In un messaggio pubblicato nella notte sulla piattaforma X, Araghchi ha sottolineato che “questa sessione di negoziati è stata la più intensa mai avuta finora”, aggiungendo che “sono stati compiuti nuovi progressi nel nostro impegno diplomatico con gli Stati Uniti”. Parole che lasciano intravedere un possibile spiraglio nel dialogo tra le due parti, da tempo impegnate in un confronto complesso e delicato.
Nonostante i segnali di avanzamento, il capo della diplomazia iraniana ha ribadito che per arrivare a un’intesa concreta Washington dovrà modificare il proprio approccio.
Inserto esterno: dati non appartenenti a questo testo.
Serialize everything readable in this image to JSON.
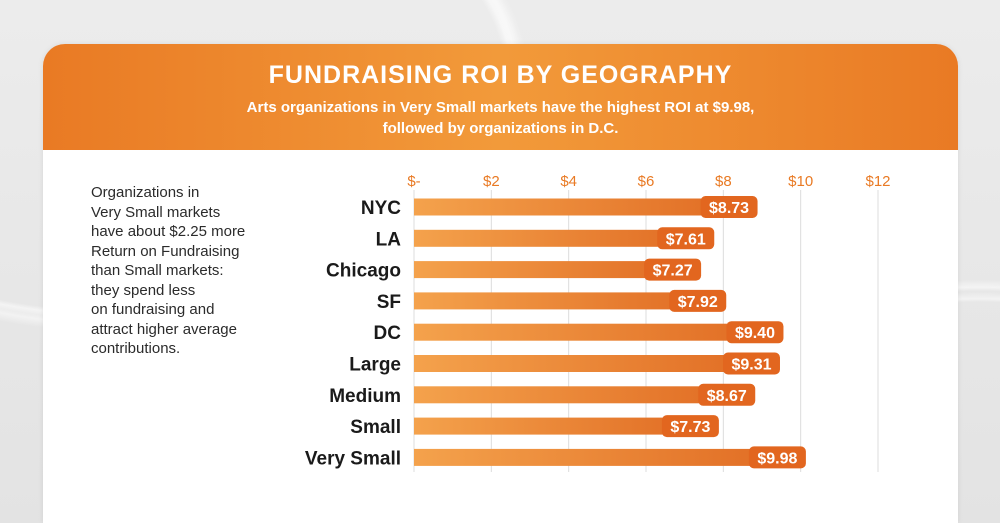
{
  "header": {
    "title": "FUNDRAISING ROI BY GEOGRAPHY",
    "subtitle_line1": "Arts organizations in Very Small markets have the highest ROI at $9.98,",
    "subtitle_line2": "followed by organizations in D.C."
  },
  "side_note": "Organizations in\nVery Small markets\nhave about $2.25 more\nReturn on Fundraising\nthan Small markets:\nthey spend less\non fundraising and\nattract higher average\ncontributions.",
  "colors": {
    "accent": "#e97a24",
    "bar_start": "#f4a24c",
    "bar_end": "#e06a22",
    "label_bg": "#e2661f"
  },
  "chart_data": {
    "type": "bar",
    "orientation": "horizontal",
    "categories": [
      "NYC",
      "LA",
      "Chicago",
      "SF",
      "DC",
      "Large",
      "Medium",
      "Small",
      "Very Small"
    ],
    "values": [
      8.73,
      7.61,
      7.27,
      7.92,
      9.4,
      9.31,
      8.67,
      7.73,
      9.98
    ],
    "data_labels": [
      "$8.73",
      "$7.61",
      "$7.27",
      "$7.92",
      "$9.40",
      "$9.31",
      "$8.67",
      "$7.73",
      "$9.98"
    ],
    "x_ticks": [
      0,
      2,
      4,
      6,
      8,
      10,
      12
    ],
    "x_tick_labels": [
      "$-",
      "$2",
      "$4",
      "$6",
      "$8",
      "$10",
      "$12"
    ],
    "xlim": [
      0,
      12
    ],
    "grid": "vertical",
    "title": "FUNDRAISING ROI BY GEOGRAPHY",
    "xlabel": "",
    "ylabel": ""
  }
}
Venerdì, a margine dei colloqui, Araghchi ha dichiarato che gli Stati Uniti dovranno abbandonare quelle che ha definito “richieste eccessive”.
Il ministro iraniano ha inoltre affrontato la questione in una conversazione telefonica con il suo omologo egiziano, Badr Abdelatty. Nel colloquio, Araghchi ha evidenziato che “il successo in questo percorso richiede serietà e realismo da parte dell’altra parte, evitando qualsiasi errore di calcolo e richieste eccessive”.
Il riferimento agli “errori di calcolo” sottolinea la fragilità dell’attuale fase diplomatica, in cui ogni dichiarazione o decisione potrebbe incidere sull’equilibrio dei negoziati. Ginevra, storicamente teatro di importanti trattative internazionali, si conferma ancora una volta luogo simbolico di confronto tra potenze.
Al momento non sono stati diffusi dettagli tecnici sui contenuti specifici dei colloqui, ma le dichiarazioni di Araghchi indicano un’intensificazione del dialogo e, al tempo stesso, la permanenza di divergenze significative. Le prossime settimane saranno decisive per comprendere se l’intensità delle discussioni potrà tradursi in un accordo concreto o se le distanze politiche rimarranno un ostacolo difficile da superare.